新しいパブリックの可能性 「空き」公共空間にアイデア

「楽しい公共空間」。この言葉を聞いて、どのような空間を思い浮かべるだろうか。実現を目指すのは、Open A代表の馬場正尊氏だ。これまで公共の場でイベントを企画する中で、度々「パブリックの壁」にぶつかった経験があるという。

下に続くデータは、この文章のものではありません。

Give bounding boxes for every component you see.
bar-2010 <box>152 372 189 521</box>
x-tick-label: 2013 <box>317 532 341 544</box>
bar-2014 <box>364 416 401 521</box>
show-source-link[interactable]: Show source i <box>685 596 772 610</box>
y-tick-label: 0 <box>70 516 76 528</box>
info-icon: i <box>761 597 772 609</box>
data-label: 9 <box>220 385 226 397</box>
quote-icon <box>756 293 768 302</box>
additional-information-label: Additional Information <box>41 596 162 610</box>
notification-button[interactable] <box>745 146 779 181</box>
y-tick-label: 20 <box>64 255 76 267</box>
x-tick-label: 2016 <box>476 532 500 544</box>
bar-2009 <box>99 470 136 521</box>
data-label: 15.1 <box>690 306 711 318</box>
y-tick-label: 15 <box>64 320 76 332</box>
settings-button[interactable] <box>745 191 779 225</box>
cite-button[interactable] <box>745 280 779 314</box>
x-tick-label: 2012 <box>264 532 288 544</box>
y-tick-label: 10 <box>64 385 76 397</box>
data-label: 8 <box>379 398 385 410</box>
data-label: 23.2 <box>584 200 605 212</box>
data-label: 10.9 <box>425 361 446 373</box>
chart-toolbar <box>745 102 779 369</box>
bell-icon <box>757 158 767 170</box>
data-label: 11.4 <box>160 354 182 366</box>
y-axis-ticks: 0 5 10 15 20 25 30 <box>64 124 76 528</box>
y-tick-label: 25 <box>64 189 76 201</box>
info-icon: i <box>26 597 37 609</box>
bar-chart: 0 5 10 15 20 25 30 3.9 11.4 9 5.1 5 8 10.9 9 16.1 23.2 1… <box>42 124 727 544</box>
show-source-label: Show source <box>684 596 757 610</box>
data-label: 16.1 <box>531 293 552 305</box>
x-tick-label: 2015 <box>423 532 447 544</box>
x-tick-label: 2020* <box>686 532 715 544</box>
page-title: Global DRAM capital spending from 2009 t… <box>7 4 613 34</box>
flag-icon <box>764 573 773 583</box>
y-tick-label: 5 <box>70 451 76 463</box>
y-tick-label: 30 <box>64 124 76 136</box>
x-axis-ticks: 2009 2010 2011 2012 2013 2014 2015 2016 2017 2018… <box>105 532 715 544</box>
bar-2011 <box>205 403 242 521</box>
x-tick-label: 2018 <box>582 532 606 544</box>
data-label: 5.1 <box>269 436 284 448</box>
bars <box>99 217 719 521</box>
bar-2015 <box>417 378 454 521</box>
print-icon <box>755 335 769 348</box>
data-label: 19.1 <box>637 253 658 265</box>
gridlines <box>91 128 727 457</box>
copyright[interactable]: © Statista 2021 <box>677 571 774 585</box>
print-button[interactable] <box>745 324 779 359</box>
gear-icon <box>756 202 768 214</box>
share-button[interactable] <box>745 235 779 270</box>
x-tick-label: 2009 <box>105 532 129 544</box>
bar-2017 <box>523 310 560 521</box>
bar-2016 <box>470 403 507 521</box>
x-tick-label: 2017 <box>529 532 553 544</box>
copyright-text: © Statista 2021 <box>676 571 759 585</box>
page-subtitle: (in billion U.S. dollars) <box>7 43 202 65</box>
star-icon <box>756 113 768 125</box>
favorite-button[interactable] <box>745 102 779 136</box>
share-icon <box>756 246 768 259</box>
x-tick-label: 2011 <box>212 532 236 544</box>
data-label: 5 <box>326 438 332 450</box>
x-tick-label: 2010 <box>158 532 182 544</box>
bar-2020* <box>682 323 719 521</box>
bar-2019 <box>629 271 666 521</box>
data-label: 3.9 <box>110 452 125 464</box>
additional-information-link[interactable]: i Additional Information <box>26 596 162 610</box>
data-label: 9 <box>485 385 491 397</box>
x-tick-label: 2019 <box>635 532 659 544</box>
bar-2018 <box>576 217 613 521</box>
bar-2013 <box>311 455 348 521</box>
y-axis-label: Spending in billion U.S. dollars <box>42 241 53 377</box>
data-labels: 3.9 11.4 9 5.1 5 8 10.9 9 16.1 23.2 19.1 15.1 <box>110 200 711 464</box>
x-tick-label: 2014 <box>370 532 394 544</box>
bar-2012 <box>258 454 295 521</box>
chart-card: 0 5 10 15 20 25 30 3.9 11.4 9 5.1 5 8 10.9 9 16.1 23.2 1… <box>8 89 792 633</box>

「公園では子どもの遊びが規制される、市民が楽しむための新しいイベントも前例がないとできない。『パブリック』という本来の目的に沿って、市民に開放された空間が少なくなっています。このままでは公共空間は使われなくなり、莫大なお金をかけて維持されるだけの場所になってしまいます」

公共空間の有効活用は、今後の自治体の最重要課題のひとつである。人口減少で税収は減少していき、一方で、高齢者が増え、社会に求められる課題は多様化し、サービスの質の向上もしなければならない。財政状況から考えても業務を民間に委ねる必要がある。

PUBLIC DESIGN― 新しい公共空間のつくりかた
馬場正尊(著、編集)
Open A(著、編集)
学芸出版社
本体1,800円+税

新しいパブリックの可能性

佐賀県武雄市の図書館のように、民間に運営委託をしたことで公共空間が活性化し、利用者数が増えた例もある。

「廃校になった小学校、使わなくなった庁舎、倉庫、国鉄のトンネルなど、空きの公共空間は全国各地にあります。よりシンプルに社会に流通し、民間の資本やアイデアや人材が向かう仕組みを作っていくべきです」

著書「PUBULIC DESIGN」では、新しい公共空間を提示した6人の実践者たちにインタビュー。その中で、これからの時代に必要なパブリックデザインのキーワードを6つ提示している。マネジメント、オペレーション、コンセンサス、プランニング、マネタイズ、プロモーションである。新しいパブリックをデザインするには、6つの要素を横断的に結びつけ、強固につなぎとめる明快なコンセプトが必要だという。

さらに馬場氏は、自治体が抱える遊休施設を発掘・紹介するサイト「公共R不動産」を3月にオープン。自らモデルをつくり、紹介することで行政と民間をつなぐ役割を果たす。